翻って向源ですが、これは個人だけでなく、お坊さん世界全体にインパクトを与える最高到達地点になったと感じています。どこかの会社に丸投げするのではなく、仏教や日本の良いものを伝えたいという想いを束ねて、お坊さん達が汗をかきながら作り上げました。
向源の会場となった増上寺境内を歩きながら、私は知り合いのお坊さんにもいろいろお会いしました。その中にはこのイベントは勉強になるからと、仲間のお坊さんを引き連れて見学されていた方がいました。また当日知り合ったとある女性は、話を聞くとお寺の娘さんでした。開催直前に向源のことを知ったため、増上寺に着くのが夜になるにも関わらず、一目だけでも会場を見ておきたいと世界遺産・白川郷から駆けつけてきたそうです。

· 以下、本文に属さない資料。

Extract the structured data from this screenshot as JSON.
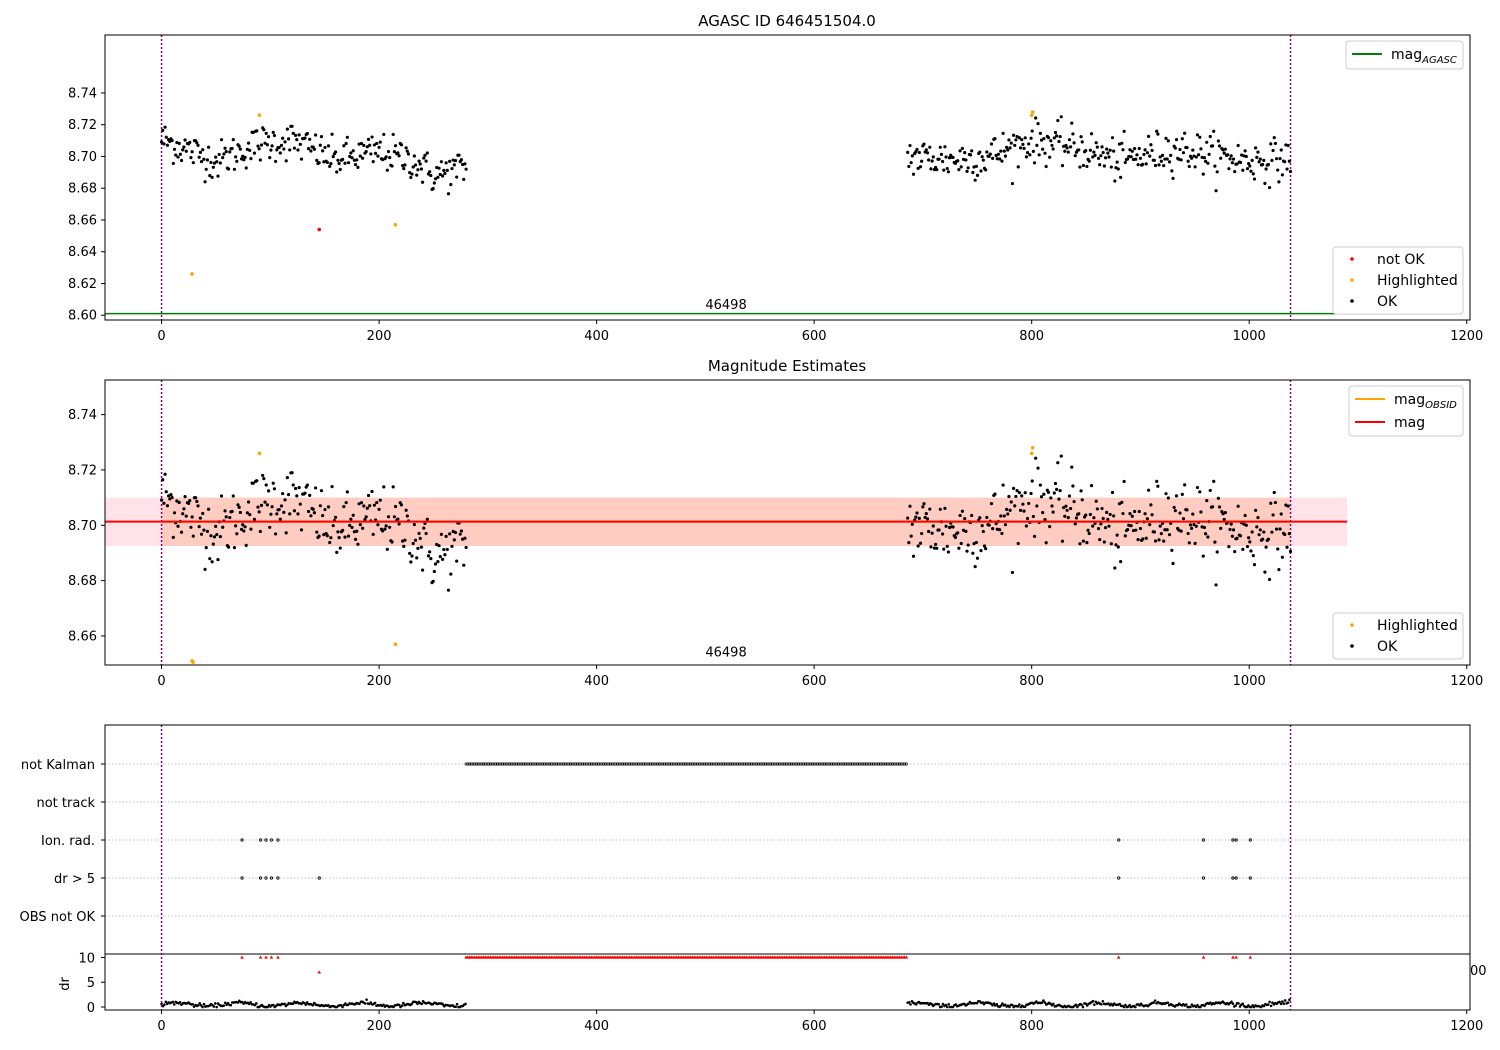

オリンピック陸上100メートル走では長い間誰も10秒を切ることができず、カール・ルイスが初めて9秒台を出した(手動計測では過去にジム・ハインズが10秒を破っていますが)ところ、多くの選手が10秒を切るようになったという有名な『10秒の壁』があります。
この周りが壁を超えるための勇気を与える存在になったと、今回の向源を歩いて感じたのです。
向源の代表であり最初に企画した友光雅臣さんはまだ30歳と、お坊さん世界ではまだ一番下の世代です。しかも向源自体ももともと友光さんが所属する常行寺という町中の小さなお寺(といったら、失礼でしょうか)で行われた声明イベントから始まっています。
初年度(2011年)は訪れた人間が70名ほどの、ごくごく小規模なものでした。それが2年目で150名、3年目で300名の来場。4年目となった今年は一気に2000人が訪れる大規模イベントへと成長していきました。
代表の友光さんは東京オリンピックに向け、今回の到達地点をさらに登山口に変えて、日本を世界に伝える仏教フェスへと発展させていきたいとおっしゃっています。以前にその計画書を拝見させて頂きましたが、今後は各宗派の本山レベルのお寺で複数会場同時開催も目指しているそうです。これは他のお坊さんにも計り知れない影響をもたらしていくのではないでしょうか。
イベント制作会社に任せなくてもここまでできる。私は友光さんには向源をさらに発展させることはもちろん、この経験を多くのお坊さんと共有してほしい(できれば本を書いてほしい。今なら電子書籍などでもすぐにできますし)と考えています。それはお寺世界全体の財産になります。
私も向源には毎年足を運んでいますが、一年一年ステップアップしていくこのイベントに次はどうなるか? 次はどうなるか? と、ワクワクしています。
先頭を歩く友光さんも、それを助けるお坊さんや仲間たちも、来年はさらに強烈なプレッシャーとの戦いです。ですがお寺社会全体がこのイベントには注目し、支えていってよいのではと考えています。もちろん宿坊研究会でも応援しています。